La « punition » n’est donc pas une punition vindicative de la part de Hachem, mais l’équivalent de l’éruption de boutons qui manifeste la présence d’un problème de santé plus profond. Aussi, l’étape du Nèga doit être considérée par l’homme comme un rappel à l’ordre qu’il doit vivre comme un cadeau Divin. S’il réussit à percevoir pleinement ce fait, l’éveil à un nouveau contact avec Hachem est la récompense de son effort.

Ce Chabat qui précède Pessa’h est appelé « Chabat Hagadol » (le « Grand Chabat »), non pas en raison de sa durée, qui est la même que chaque Chabat ! mais du fait de la grandeur acquise par les Bené Israël lors du Chabat précédent la Sortie d’Egypte.

Ce Chabat était le 10 Nissan, jour où les Bené Israël durent prendre un agneau et l’attacher au pied de leur lit, et répondre à l’étonnement des égyptiens en annonçant qu’ils allaient l’égorger le 14 Nissan comme offrande à Hachem.

Bien que les Bené Israël avaient vécu jusque-là les 9 Makot (plaies) qui avaient frappé l’Egypte, ils n’étaient toujours pas libres, et ils vivaient encore parmi les égyptiens qui les avaient asservis pendant des générations La véritable épreuve ne consistait pas simplement à braver les égyptiens en sacrifiant l’agneau, leur divinité, mais d’agir en toute sérénité, confiants dans la Présence de Hachem à leurs côtés.

C’est grâce à cette confiance totale qu’ils méritèrent l’accomplissement final de la Gueoula (Délivrance).

C’est un sentiment comparable qui doit accompagner chaque Juifdans chaque épreuve de la vie, jusqu’à celle des Negaïm.

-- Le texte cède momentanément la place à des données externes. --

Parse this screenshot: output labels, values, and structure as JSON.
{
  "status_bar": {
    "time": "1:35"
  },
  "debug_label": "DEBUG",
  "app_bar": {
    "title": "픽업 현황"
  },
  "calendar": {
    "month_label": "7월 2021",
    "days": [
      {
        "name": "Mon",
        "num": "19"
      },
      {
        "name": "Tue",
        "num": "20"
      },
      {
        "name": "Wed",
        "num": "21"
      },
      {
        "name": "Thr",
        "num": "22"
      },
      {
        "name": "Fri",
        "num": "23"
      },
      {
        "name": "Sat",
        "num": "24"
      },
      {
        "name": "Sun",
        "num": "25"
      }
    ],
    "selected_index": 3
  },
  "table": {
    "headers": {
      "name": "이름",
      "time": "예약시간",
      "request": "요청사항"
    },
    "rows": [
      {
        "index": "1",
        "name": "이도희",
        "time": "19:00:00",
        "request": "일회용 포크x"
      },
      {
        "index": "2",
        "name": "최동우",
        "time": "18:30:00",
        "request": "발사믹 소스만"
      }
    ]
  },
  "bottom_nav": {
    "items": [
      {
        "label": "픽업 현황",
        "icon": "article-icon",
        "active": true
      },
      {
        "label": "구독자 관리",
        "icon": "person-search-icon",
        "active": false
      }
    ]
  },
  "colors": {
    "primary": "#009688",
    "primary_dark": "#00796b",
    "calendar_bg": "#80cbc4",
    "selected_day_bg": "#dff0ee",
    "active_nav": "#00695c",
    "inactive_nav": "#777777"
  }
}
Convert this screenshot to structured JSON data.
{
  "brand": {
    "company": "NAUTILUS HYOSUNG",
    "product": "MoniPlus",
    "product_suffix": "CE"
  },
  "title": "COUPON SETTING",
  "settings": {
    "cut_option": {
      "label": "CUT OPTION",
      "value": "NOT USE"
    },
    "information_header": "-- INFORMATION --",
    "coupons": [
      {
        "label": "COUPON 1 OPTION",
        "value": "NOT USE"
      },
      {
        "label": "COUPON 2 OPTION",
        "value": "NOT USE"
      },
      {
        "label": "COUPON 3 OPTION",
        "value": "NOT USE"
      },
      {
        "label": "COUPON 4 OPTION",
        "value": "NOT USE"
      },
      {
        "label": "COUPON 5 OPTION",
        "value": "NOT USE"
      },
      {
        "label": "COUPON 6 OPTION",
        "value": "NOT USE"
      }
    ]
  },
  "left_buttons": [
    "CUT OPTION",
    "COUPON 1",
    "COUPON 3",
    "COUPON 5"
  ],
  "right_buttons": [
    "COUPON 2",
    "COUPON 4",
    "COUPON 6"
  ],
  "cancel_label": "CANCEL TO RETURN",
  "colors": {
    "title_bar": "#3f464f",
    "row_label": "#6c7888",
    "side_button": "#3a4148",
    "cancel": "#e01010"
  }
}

C’est dans les enseignements de notre Paracha, ainsi que des épreuves que nos ancêtres ont affrontées de tous temps avec confiance totale en Hachem, que nous devons puiser l’inspiration pour traverser les troubles de notre époque. Que Hachem nous aide à atteindre ce niveau, et à mériter ainsi la Gueoula complète.